ETFC did a reverse 1:10 stock split in June 2010, which is the reason that my basis is so high per share. As a result of the split I went from owning 800 shares to 80 shares of ETFC. I pondered just outright selling the remaining 80 shares for awhile. However, with all of the apparently good news on ETFC at the time, I decided to purchase an additional 20 shares in July 2010 to bring my holdings in this account to 100 so that I can continue to sell Covered Calls. The new shares were purchased at a net cost of $15 per share. I then added 100 shares at 16.20 as the result of a Put assignment last week, which reduced my average basis considerably. So as along as I can sell Covered Calls above the 16 strike price I will probably continue to do so…except that I sold below that this time…again.
S&P currently has a 12 month price target of $9.00, down from $15.00 last October, and continues its Buy rating as of 12/17/11. Market Edge Second Opinion price opinion is now $8.91, down from a previous $9.11 and now has a Neutral opinion. The 11 Yahoo! Analysts currently have a 12 month price target of $10.88, down from an earlier $12.53, and a 2.9 rating where 1.0 is a Strong Buy and 5.0 is a Strong Sell.
October 24th, 2011 at 12:34 pm
Today, 10/24/11 I sold 2 ETFC Dec11 13 Covered Call for a net deposit of $70.48 in an IRA account. My basis for these ETFC shares is now 85.18. This transaction represents a simple return of about .41% and an annualized return of about 1.71% on my prior basis. Not a great return by any means but it felt better than just outright selling the stock at this time. Another way to look at this is that this transaction represents a simple return of about 3.32% and an annualized return of about 13.77% on the current value of my ETFC shares. In other words, I would need to have a return that high or higher before it would make sense to sell ETFC and move the money elsewhere. The alternative investment analysis is always worth considering before just dumping a stock and moving on…at least in my opinion.

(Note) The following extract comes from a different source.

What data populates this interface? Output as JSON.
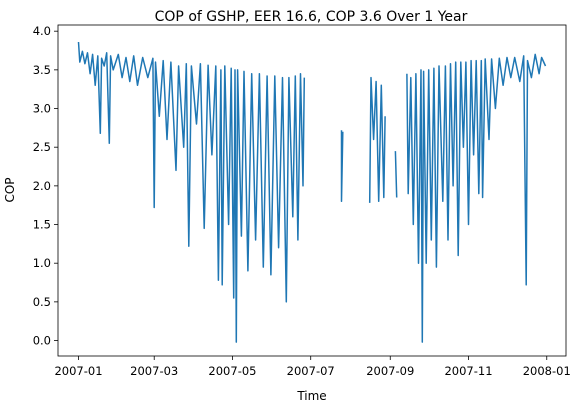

I selected the Dec11 expiration month because it returned a reasonable annualized return at the $13 strike price. I determined to use the $13 strike based upon the various analyst 12 month price opinions. I am tending to place a little more value on the Yahoo Analyst’s average recommendation. I am confident that I can roll these Calls out and up if necessary.
ETFC did a reverse 1:10 stock split in June 2010, which is the reason that my basis is so high per share. As a result of the split I went from owning 800 shares to 80 shares of ETFC. I pondered just outright selling the remaining 80 shares for awhile. However, with all of the apparently good news on ETFC at the time, I decided to purchase an additional 20 shares in July 2010 to bring my holdings in this account to 100 so that I can continue to sell Covered Calls. The new shares were purchased at a net cost of $15 per share. I then added 100 shares at 16.20 as the result of a Put assignment last week which reduced my average basis considerably. So as along as I can sell Covered Calls above the 16 strike price I will probably continue to do so…except that I sold below that this time.
Thomson Reuters has a Negative rating on ETFC as of 10/21/11. S&P currently has a 12 month price target of $15.00, down from $19.00 last May, and continues its Buy rating as of 10/21/11. Market Edge Second Opinion price opinion is now $9.11, down from a previous $16.30 and now has an Avoid opinion. The 13 Yahoo! Analysts currently have a 12 month price target of $12.35, down from an earlier $17.64, and a 2.7 rating where 1.0 is a Strong Buy and 5.0 is a Strong Sell.